It is often difficult to commit to paper what is in someone else's mind. After a number of years of cutting paper and drawing my designs on the computer first, I can look at a map or an object and have a sense about the restrictions I face in turning that into a paper-cut. How big should it be? How tiny are the cuts? How much time will it take under these circumstances? How much land should be left at the shore line? These are questions I know how to answer. Sometimes people have one area they want and ask me how I would map it. I make suggestions, but the conception does not match what they are thinking in their head. In those cases nothing ever gets commissioned.

On occasion though, I am approached because someone wants something particular, as in this case, a map of a certain length. The idea here was to create an unusual frame and so the point was the paper-cut in the frame, not necessarily the actual paper-cut itself.  The brief was NYC and done a bit like this map of the Thames I made previously. This is, of course, an ideal situation for me, because I'm able to define the scope of the project. This time I chose to do Manhattan from 125th street to the ferry terminal. 

Almost done. 12 inches x 24 inches.

All Done!

I've always wanted to do a map of Manhattan, but I admit I was a bit concerned about how tiny it would have to be. Only at this scale can you begin to understand how it sprawls and how densely packed this island is. The rivers on both sides lend themselves to paper cutting because the negative space complements the tight dense streets but also sets them apart. 

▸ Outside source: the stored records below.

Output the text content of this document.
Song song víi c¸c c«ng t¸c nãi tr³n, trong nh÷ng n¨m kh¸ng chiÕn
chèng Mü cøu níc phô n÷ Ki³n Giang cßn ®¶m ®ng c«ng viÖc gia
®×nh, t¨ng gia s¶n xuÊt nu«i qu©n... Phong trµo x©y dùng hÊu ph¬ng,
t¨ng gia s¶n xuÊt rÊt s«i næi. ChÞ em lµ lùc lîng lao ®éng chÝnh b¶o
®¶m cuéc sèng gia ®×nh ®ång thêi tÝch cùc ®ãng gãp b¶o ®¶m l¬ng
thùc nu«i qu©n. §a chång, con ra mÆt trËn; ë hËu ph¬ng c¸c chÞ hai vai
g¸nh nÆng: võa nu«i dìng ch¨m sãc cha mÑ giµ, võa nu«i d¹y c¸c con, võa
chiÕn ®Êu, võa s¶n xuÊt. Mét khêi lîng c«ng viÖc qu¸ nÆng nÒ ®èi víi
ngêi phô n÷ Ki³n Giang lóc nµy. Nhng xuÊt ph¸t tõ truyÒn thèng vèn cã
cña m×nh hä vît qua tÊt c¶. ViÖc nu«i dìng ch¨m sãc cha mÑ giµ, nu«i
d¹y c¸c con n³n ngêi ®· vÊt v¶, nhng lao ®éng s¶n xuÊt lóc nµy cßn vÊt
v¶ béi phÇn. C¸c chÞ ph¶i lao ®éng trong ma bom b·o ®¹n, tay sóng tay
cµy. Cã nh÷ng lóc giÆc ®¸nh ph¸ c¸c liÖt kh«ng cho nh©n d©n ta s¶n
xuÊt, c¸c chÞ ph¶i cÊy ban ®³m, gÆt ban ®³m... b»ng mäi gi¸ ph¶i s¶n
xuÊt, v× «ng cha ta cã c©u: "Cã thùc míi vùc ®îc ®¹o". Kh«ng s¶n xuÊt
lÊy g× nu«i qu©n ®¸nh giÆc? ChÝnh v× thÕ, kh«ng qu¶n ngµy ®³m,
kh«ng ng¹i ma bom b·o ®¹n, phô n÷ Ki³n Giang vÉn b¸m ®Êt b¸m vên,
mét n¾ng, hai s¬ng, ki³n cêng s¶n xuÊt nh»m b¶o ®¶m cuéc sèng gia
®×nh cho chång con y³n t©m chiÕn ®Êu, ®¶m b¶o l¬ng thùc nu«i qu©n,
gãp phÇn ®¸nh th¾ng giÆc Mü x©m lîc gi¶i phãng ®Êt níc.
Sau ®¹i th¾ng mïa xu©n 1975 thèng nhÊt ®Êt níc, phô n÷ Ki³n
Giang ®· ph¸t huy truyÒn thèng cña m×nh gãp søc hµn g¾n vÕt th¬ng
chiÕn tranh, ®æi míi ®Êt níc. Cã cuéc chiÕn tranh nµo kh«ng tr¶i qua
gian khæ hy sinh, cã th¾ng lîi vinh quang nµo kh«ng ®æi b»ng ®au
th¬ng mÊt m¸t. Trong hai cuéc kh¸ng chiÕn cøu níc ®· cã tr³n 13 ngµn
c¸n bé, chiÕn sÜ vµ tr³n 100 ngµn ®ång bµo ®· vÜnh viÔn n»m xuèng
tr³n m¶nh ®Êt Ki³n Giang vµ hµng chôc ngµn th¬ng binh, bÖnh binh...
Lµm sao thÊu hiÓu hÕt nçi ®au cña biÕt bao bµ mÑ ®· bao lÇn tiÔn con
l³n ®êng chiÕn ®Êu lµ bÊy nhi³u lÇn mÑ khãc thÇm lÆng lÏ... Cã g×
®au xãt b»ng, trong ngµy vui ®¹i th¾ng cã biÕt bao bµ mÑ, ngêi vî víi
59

Every now and then someone contacts me on Etsy about creating a special piece for them. Sometimes it works out. Sometimes it doesn't. In one case I was never able to figure out what the individual who had contacted me wanted. We can't always translate what's in our heads to what the person making the thing is capable of doing. In any event, I had an idea about creating a map that was more white space and very specific shapes. It coalesced during one of these conversations around making a map of Harlem.

This is one of my favorite maps. The straight lines reveal a sort of skeleton of NYC. The bottom of Harlem touches the top of Central Park. I enjoy running my fingers across the remaining lines of paper.

What makes this piece work is the bodies of water. I've drawn it out for my old neighborhood in Chicago, but it doesn't look as visually compelling. 

The View from Above

This is one of my favorite pieces: Roosevelt Island in New York City. I came upon this place quite by accident. I've been to NYC twice in my life, once in 2010 on my way from London to Chicago and once in July to meet my family and friends half-way between the two in 2013. I bought an MTA pass and wanted to go wandering. I wanted to see the HighLine and all manner of transport related things. I ended up accidentally seeing that there was a stop on an Island in the middle of the East River. 

What I love about this island is that it has a cable car (of the flying variety). You can see it next to the bridge. Check out that sky. 

The view from the cable car. It was me and a whole car full of Chassidic women and their charges. An authentic experience I think you call it.  

There's an old asylum on the Island, which adds a delightful gothic flair. 

I spent several hours walking the island and deeply enjoying the height of a glorious NY summer. In previous map cutting exercises with islands in rivers I usually just left the entire island white to signify a lack of roads at the scale of the rest of the map. However, that seemed disingenuous to the experience of the island. So I attempted to finely trace the edges of the island and then a few of the paths to give a sense of it as an accessible space.

One of the primary difficulties I have when I am drawing my lines for cutting is the shoreline. There are several different ways to approach this. It gets complicated when roads run right up to the edge as they often do in large cities. In this photo you can see that the large sections of white represent area that has no road but is not the river. This is sometimes convenient when there are parks or beaches, but in a place like Manhattan or London the roads run alongside and I have to determine how much space to give to maintain the character of what I'm cutting. In this case it turned out quite well. However, I'm likely to cut it differently again the next time because I dislike the thin line at the shore. In other pieces I've made the river boundary thin or made the river solid. This is what I mean when I talk about experimenting with representation and why I like to return to my designs and try something new.